The same is true of an annual development plan. Write the plan, the rest will come.

The planning phase of development work is one which is easy to skip. We have work to do now. There are grants due next week. Donors to speak to tomorrow. How can I spend weeks or months honing a plan talking about 10 months from now?

The answer is that the plan is worth the effort. The plan is the conductor of the symphony, guiding the simultaneous performances of a variety of instruments. Here is where foundations come in. Then we bring in events. In the background, digital campaigns. And then, the violins, er, major gifts.

The plan is also the math—we are raising $X this year: $Y will come from here; $Z comes from here by this date; and so on. I like to think of the plan as the point where art and math meet. It describes how to use the art to make the math whole.

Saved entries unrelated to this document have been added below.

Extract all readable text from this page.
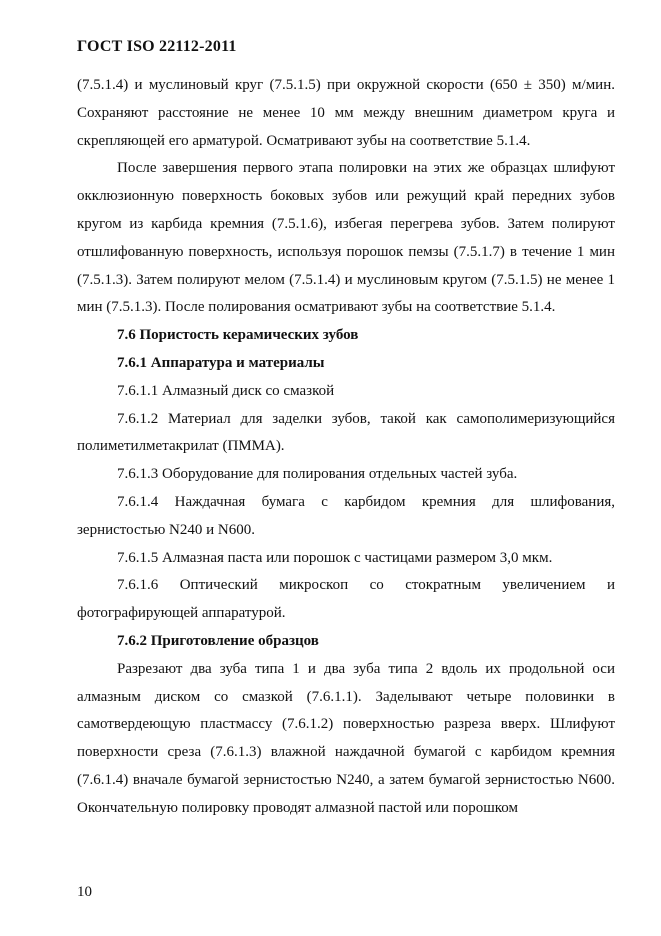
ГОСТ ISO 22112-2011

(7.5.1.4) и муслиновый круг (7.5.1.5) при окружной скорости (650 ± 350) м/мин. Сохраняют расстояние не менее 10 мм между внешним диаметром круга и скрепляющей его арматурой. Осматривают зубы на соответствие 5.1.4.

После завершения первого этапа полировки на этих же образцах шлифуют окклюзионную поверхность боковых зубов или режущий край передних зубов кругом из карбида кремния (7.5.1.6), избегая перегрева зубов. Затем полируют отшлифованную поверхность, используя порошок пемзы (7.5.1.7) в течение 1 мин (7.5.1.3). Затем полируют мелом (7.5.1.4) и муслиновым кругом (7.5.1.5) не менее 1 мин (7.5.1.3). После полирования осматривают зубы на соответствие 5.1.4.

7.6 Пористость керамических зубов

7.6.1 Аппаратура и материалы

7.6.1.1 Алмазный диск со смазкой

7.6.1.2 Материал для заделки зубов, такой как самополимеризующийся полиметилметакрилат (ПММА).

7.6.1.3 Оборудование для полирования отдельных частей зуба.

7.6.1.4 Наждачная бумага с карбидом кремния для шлифования, зернистостью N240 и N600.

7.6.1.5 Алмазная паста или порошок с частицами размером 3,0 мкм.

7.6.1.6 Оптический микроскоп со стократным увеличением и фотографирующей аппаратурой.

7.6.2 Приготовление образцов

Разрезают два зуба типа 1 и два зуба типа 2 вдоль их продольной оси алмазным диском со смазкой (7.6.1.1). Заделывают четыре половинки в самотвердеющую пластмассу (7.6.1.2) поверхностью разреза вверх. Шлифуют поверхности среза (7.6.1.3) влажной наждачной бумагой с карбидом кремния (7.6.1.4) вначале бумагой зернистостью N240, а затем бумагой зернистостью N600. Окончательную полировку проводят алмазной пастой или порошком

10
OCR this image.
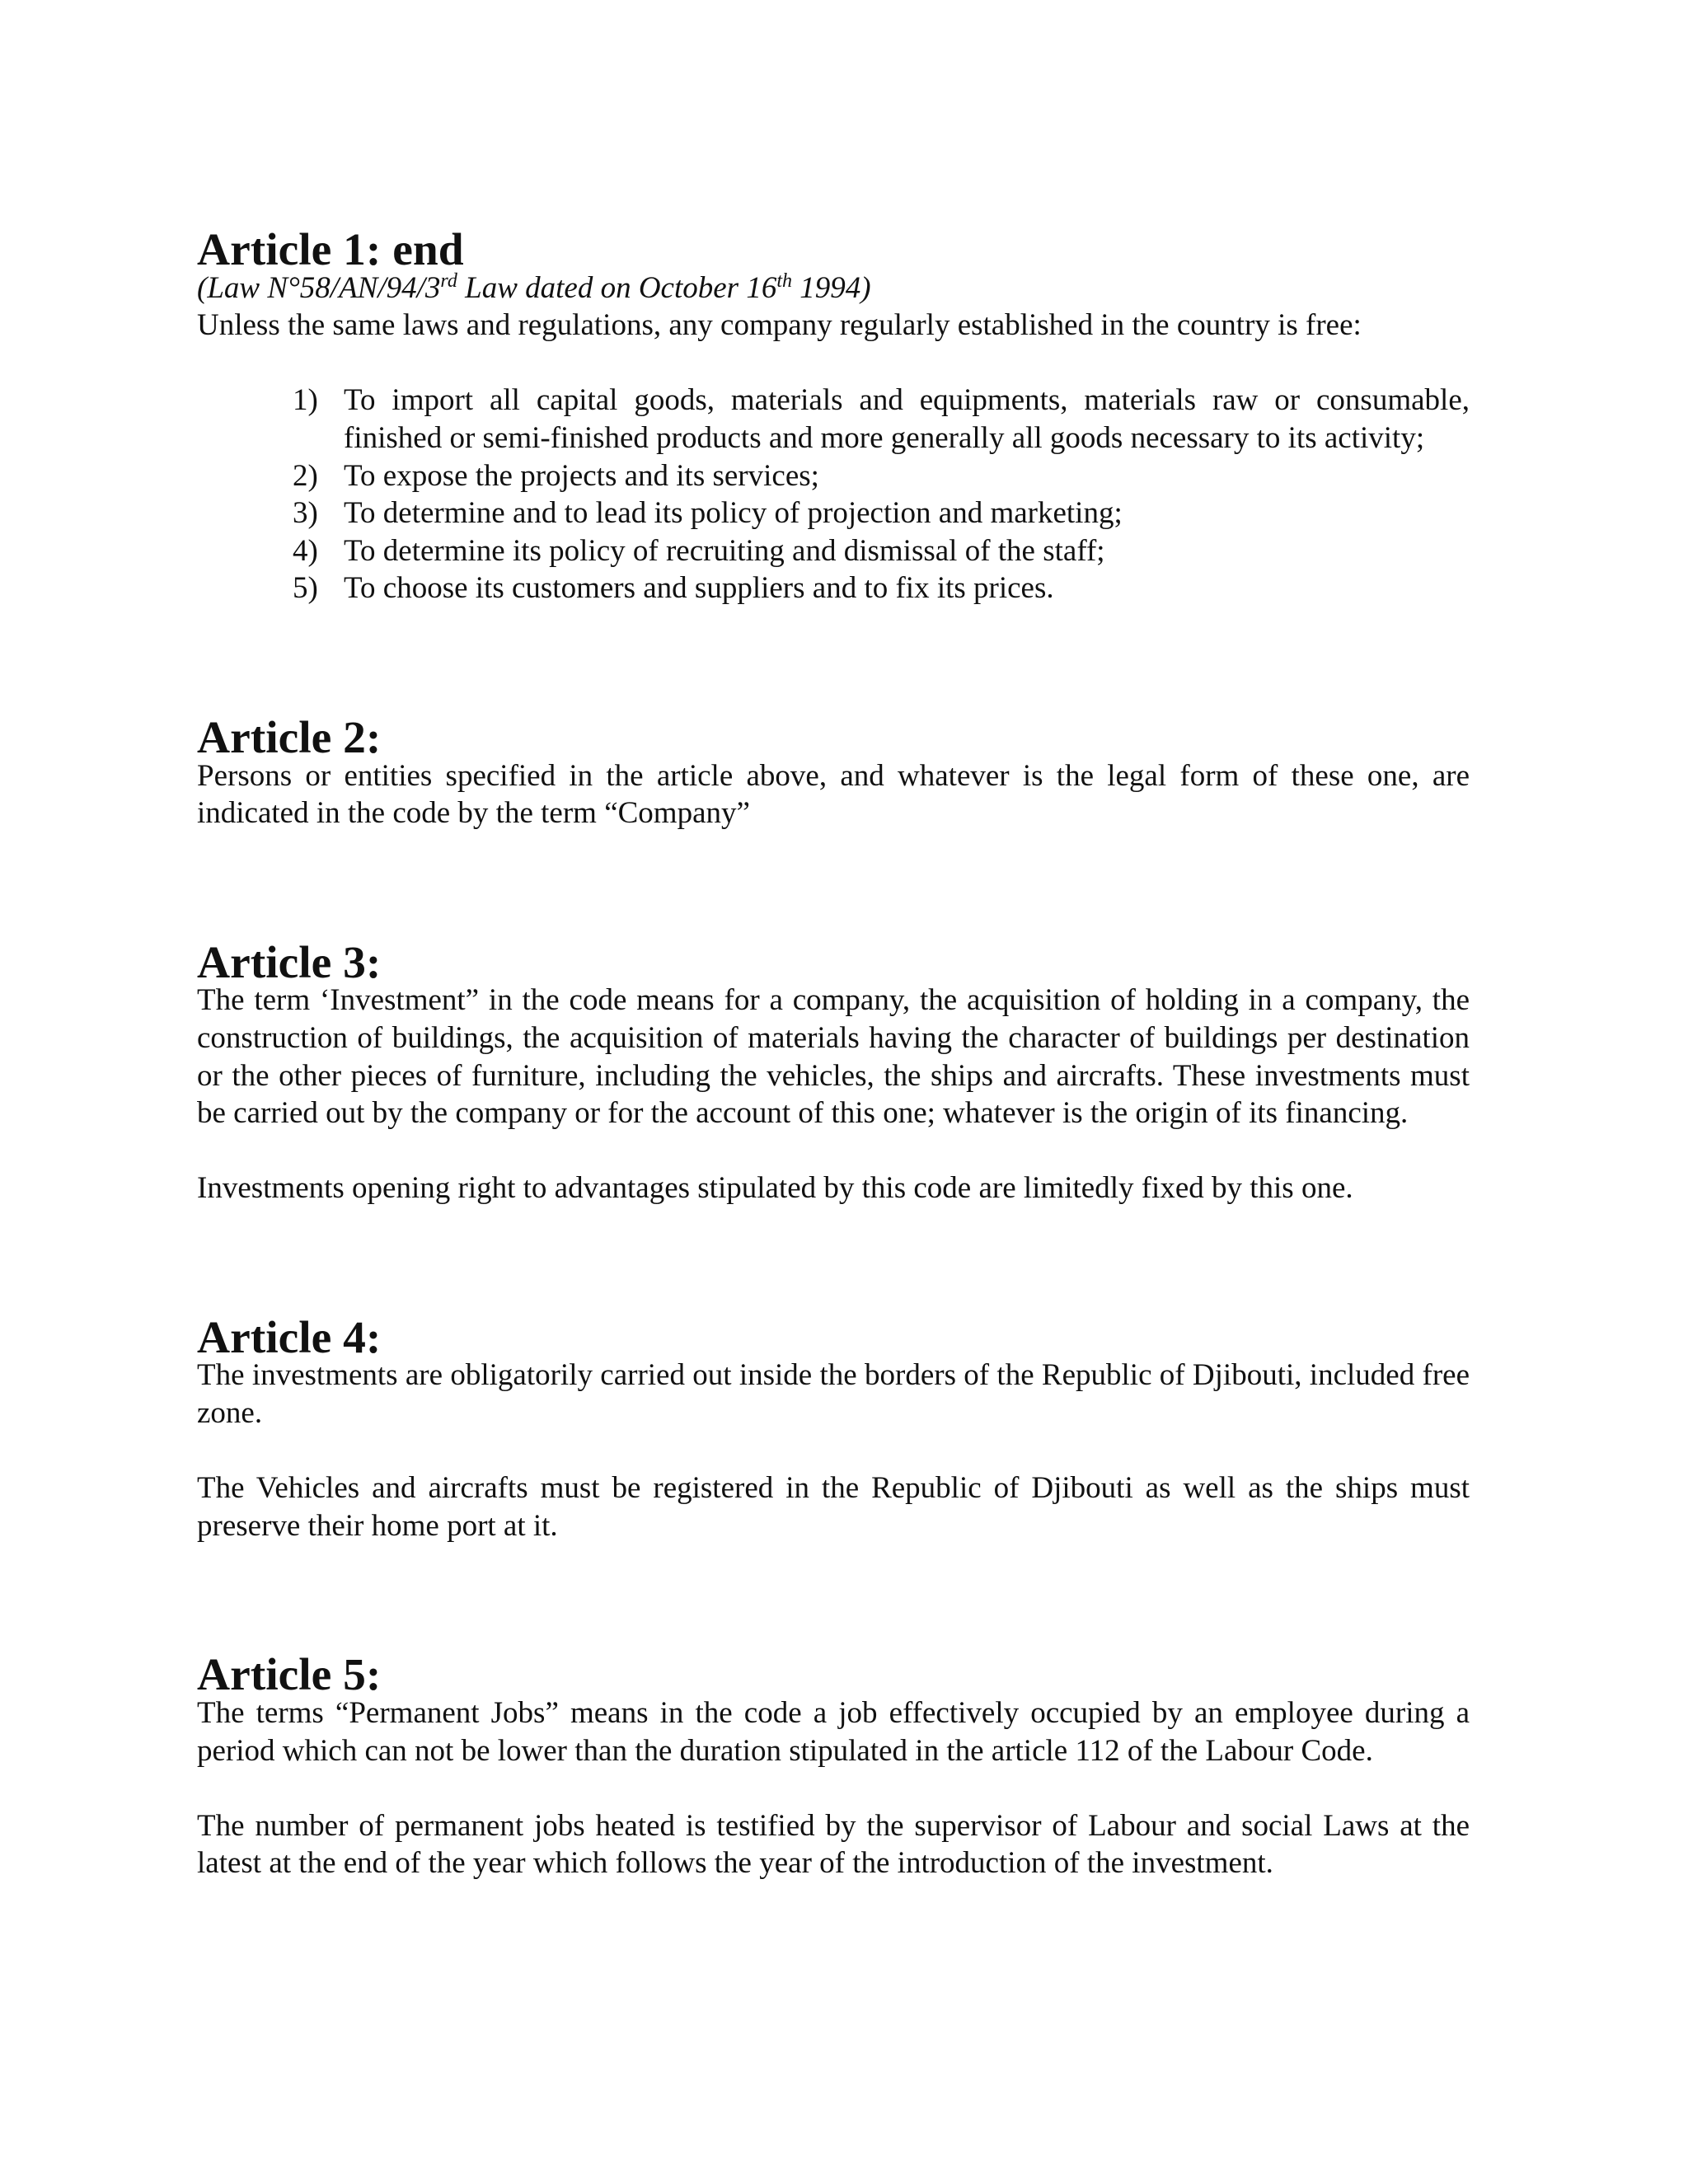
Article 1: end

(Law N°58/AN/94/3rd Law dated on October 16th 1994)

Unless the same laws and regulations, any company regularly established in the country is free:

1) To import all capital goods, materials and equipments, materials raw or consumable, finished or semi-finished products and more generally all goods necessary to its activity;
2) To expose the projects and its services;
3) To determine and to lead its policy of projection and marketing;
4) To determine its policy of recruiting and dismissal of the staff;
5) To choose its customers and suppliers and to fix its prices.
Article 2:

Persons or entities specified in the article above, and whatever is the legal form of these one, are indicated in the code by the term “Company”

Article 3:

The term ‘Investment” in the code means for a company, the acquisition of holding in a company, the construction of buildings, the acquisition of materials having the character of buildings per destination or the other pieces of furniture, including the vehicles, the ships and aircrafts. These investments must be carried out by the company or for the account of this one; whatever is the origin of its financing.

Investments opening right to advantages stipulated by this code are limitedly fixed by this one.

Article 4:

The investments are obligatorily carried out inside the borders of the Republic of Djibouti, included free zone.

The Vehicles and aircrafts must be registered in the Republic of Djibouti as well as the ships must preserve their home port at it.

Article 5:

The terms “Permanent Jobs” means in the code a job effectively occupied by an employee during a period which can not be lower than the duration stipulated in the article 112 of the Labour Code.

The number of permanent jobs heated is testified by the supervisor of Labour and social Laws at the latest at the end of the year which follows the year of the introduction of the investment.
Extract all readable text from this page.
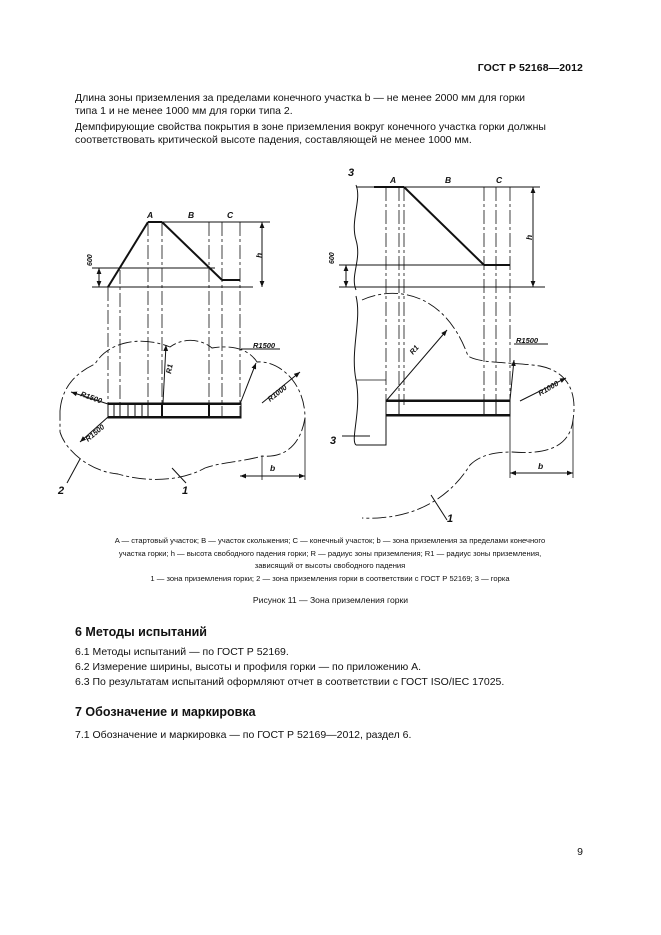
ГОСТ Р 52168—2012
Длина зоны приземления за пределами конечного участка b — не менее 2000 мм для горки
типа 1 и не менее 1000 мм для горки типа 2.
Демпфирующие свойства покрытия в зоне приземления вокруг конечного участка горки должны
соответствовать критической высоте падения, составляющей не менее 1000 мм.
A	B	C
h
600
R1500
R1500
R1500
R1
R1000
b
2	1
A	B	C
h
600
3
3
R1
R1500
R1000
b
1
A — стартовый участок; B — участок скольжения; C — конечный участок; b — зона приземления за пределами конечного
участка горки; h — высота свободного падения горки; R — радиус зоны приземления; R1 — радиус зоны приземления,
зависящий от высоты свободного падения
1 — зона приземления горки; 2 — зона приземления горки в соответствии с ГОСТ Р 52169; 3 — горка
Рисунок 11 — Зона приземления горки
6 Методы испытаний
6.1 Методы испытаний — по ГОСТ Р 52169.
6.2 Измерение ширины, высоты и профиля горки — по приложению А.
6.3 По результатам испытаний оформляют отчет в соответствии с ГОСТ ISO/IEC 17025.
7 Обозначение и маркировка
7.1 Обозначение и маркировка — по ГОСТ Р 52169—2012, раздел 6.
9
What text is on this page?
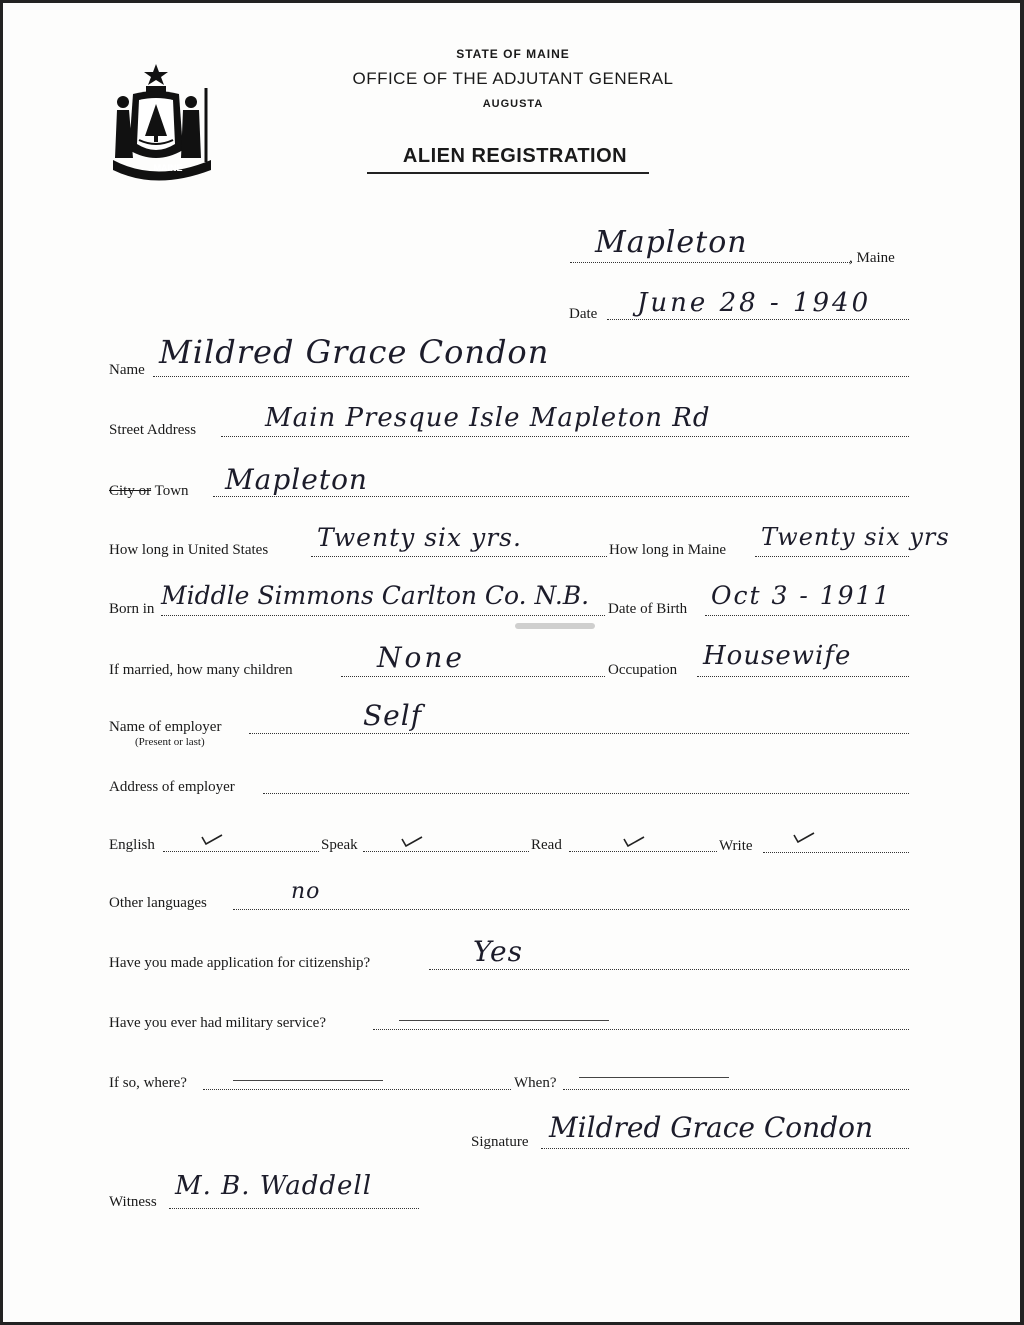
MAINE
STATE OF MAINE
OFFICE OF THE ADJUTANT GENERAL
AUGUSTA
ALIEN REGISTRATION
Mapleton	, Maine
Date June 28 - 1940
Name Mildred Grace Condon
Street Address	Main Presque Isle Mapleton Rd
City or Town Mapleton
How long in United States Twenty six yrs.	How long in Maine Twenty six yrs
Born in Middle Simmons Carlton Co. N.B. Date of Birth Oct 3 - 1911
If married, how many children	None	Occupation Housewife
Name of employer
(Present or last)
Self
Address of employer
English	Speak	Read	Write
Other languages	no
Have you made application for citizenship?	Yes
Have you ever had military service?
If so, where?	When?
Signature Mildred Grace Condon
Witness
M. B. Waddell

Here are 10 tips to make the plan count:

  1. Plan for a full fiscal year. Make it align with your budget.
  2. Use your plan from last year as a starting point.
  3. It should make sense from a micro and macro level. You can have 12 great tactics, but they shouldn’t all happen in the same week in January.
  4. Make it measurable. What good is a plan if you don’t have a way of knowing if it’s working?
  5. Make it add up. Your plan should clearly tell you where all the revenue for your operating budget is coming from.
  6. Plan to plan—build it into your plan to start planning for the next year. (I know, this one really risks revealing an obsession for planning, but it is valuable.)
  7. Get your team on board. Not every staff member holds every piece of work, but it benefits everyone to understand the full vision.
  8. Don’t stress about the format. It just needs to be clear to you and your team. It doesn’t have to be presentable at the Smithsonian. (Unless you fundraise for the Smithsonian.)
  9. Look at it regularly to make sure you are on track.
  10. I cannot emphasize this enoughchange the plan when you need to.

This last point is important; it is the elephant in the planning room. What if something small or major happens that disrupts the plan? What if, say, in the middle of the year, all of your events have to suddenly go virtual? Well, here is the beauty of the plan: it should change. And you are less shaken by singular issues, large or small, when you have a solid grounding in a larger strategy. 

And this confidence is critical. We operate in a profession tied to unknowns—variables in the economy, the desires and interests of donors, and a world of extenuating circumstances. But if you write a good plan, you can control your strategy, you can determine which tactics work, and you can know when you need to adjust.

There are more than a couple idioms about what happens when man plans—I have heard them, too. Pave your plans with more than good intentions—with data, strategy, and benchmarks—and you’ll thank yourself later.